Quello che non so di lei
con Emmanuelle Seigner, Eva Green, Vincent Perez
Francia, Belgio, Polonia, 2018
genere, thriller
durata, 110'
La prima cosa da fare prima di entrare in sala per vedere il nuovo film di Roman Polanski è quello di metterne da parte il titolo italiano e tenere a mente quello originale. Non più quindi “Quello che non so di lei” ma piuttosto D'après une histoire vraie, che tradotto nella nostra lingua diventa “Da una storia vera”. Se il primo, infatti, è destinato a disinnescare il paradosso contenuto del sottotesto filmico che ragiona sul potere dell’immaginazione e su come quest’ultima possa incidere sulla realtà meglio di qualsivoglia concretezza, il secondo di sicuro lo rafforza. Evitando di raccontarvi come, per non togliere il piacere e la sorpresa di scoprirlo da soli, serva come indicazione la notizia che la sceneggiatura del film è firmata da Oliver Assays, il quale non solo ha dimostrato di essere a proprio agio con le storie di fantasmi (e quella del film di Polanski in qualche modo lo potrebbe essere) ma anche di saper raccontare con le forme del cinema d’autore lo spazio in cui realtà e apparenza si confondono diventando indistinguibili. Se ci fate caso, sotto il racconto di un’amicizia femminile (quella tra la scrittrice di best sellers Delphine e Leila, l’ammiratrice che ne diventa confidente e segretaria) incardinata sui binari più tradizionali di certo thriller psicologico, con la fan della scrittrice destinata a tramutarsi nella più minacciosa della nemesi, a lavorare ai fianchi lo spettatore è il sospetto che ciò che sta vedendo non sia reale ma frutto della follia di una delle due protagoniste.

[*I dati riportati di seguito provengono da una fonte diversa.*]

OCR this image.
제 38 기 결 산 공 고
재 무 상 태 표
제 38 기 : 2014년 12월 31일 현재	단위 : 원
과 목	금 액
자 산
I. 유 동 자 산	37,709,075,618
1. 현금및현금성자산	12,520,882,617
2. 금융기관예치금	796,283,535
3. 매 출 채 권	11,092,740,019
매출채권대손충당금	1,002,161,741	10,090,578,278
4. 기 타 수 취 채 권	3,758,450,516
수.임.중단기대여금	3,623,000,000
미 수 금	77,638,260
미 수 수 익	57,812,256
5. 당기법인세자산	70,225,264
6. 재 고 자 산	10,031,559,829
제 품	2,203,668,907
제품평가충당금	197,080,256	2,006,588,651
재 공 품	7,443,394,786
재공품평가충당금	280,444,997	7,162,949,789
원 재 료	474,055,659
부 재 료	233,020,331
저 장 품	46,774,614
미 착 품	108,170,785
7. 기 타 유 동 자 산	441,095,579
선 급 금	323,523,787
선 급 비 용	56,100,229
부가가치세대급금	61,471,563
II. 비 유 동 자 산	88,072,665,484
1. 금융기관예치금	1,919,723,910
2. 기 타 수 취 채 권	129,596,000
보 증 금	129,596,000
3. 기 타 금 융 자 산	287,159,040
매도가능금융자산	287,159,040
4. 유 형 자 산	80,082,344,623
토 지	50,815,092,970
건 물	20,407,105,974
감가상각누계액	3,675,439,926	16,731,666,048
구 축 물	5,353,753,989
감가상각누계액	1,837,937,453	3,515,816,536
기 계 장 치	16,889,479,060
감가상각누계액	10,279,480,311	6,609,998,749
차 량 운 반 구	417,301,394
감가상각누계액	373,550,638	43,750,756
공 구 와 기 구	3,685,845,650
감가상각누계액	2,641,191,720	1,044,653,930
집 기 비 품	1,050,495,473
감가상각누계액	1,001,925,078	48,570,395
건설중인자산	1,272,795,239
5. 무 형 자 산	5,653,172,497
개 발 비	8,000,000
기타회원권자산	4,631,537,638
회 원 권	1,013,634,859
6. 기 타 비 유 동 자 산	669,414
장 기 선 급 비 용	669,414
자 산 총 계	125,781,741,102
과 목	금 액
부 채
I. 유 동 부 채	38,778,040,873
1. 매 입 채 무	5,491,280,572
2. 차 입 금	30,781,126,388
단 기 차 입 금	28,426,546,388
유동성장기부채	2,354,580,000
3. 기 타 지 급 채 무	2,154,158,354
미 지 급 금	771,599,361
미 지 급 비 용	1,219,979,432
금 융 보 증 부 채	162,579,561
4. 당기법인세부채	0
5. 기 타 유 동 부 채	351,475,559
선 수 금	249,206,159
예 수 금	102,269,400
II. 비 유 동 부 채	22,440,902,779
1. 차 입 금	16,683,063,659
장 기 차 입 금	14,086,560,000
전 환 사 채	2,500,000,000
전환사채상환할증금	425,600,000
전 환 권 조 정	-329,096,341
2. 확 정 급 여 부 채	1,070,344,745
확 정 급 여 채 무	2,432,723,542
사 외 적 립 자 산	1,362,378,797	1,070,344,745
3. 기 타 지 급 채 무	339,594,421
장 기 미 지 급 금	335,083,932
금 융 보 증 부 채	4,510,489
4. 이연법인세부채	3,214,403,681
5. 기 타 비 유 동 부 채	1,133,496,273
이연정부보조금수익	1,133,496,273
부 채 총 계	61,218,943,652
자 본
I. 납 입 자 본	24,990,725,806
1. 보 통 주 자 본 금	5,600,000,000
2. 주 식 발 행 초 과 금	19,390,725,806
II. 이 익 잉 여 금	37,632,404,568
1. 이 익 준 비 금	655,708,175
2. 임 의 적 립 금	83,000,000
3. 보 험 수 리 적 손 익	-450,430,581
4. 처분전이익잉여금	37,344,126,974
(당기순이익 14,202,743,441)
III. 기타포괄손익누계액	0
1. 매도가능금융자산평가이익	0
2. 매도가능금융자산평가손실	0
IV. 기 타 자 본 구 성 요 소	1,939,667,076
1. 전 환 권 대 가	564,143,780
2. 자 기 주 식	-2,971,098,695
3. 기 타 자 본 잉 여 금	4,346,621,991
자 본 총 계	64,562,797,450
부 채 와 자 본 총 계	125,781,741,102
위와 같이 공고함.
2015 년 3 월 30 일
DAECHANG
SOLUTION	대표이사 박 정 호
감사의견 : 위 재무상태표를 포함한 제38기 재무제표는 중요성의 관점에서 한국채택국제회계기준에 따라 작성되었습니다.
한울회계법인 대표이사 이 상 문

Tema, quello della follia, che ha attraversato molta parte del cinema del regista polacco (vedere per credere “Repulsion” e “Rosemary’s Baby” solo per fare due esempi) e che qui torna a farsi strada nella forma di una dialettica tra vittime e carnefici ubicata all’interno di abitazioni che sembrano prefigurare i labirinti mentali delle parti coinvolte nell’ennesimo gioco al massacro. A differenza dei suoi capolavori - ma anche di un buon film come “Venere in pelliccia” - il nuovo lavoro soffre la mancanza di una regia in grado di creare “doppi fondi” a una messinscena che invece ne avrebbe bisogno per compensare la prevedibilità della successione degli eventi raccontati.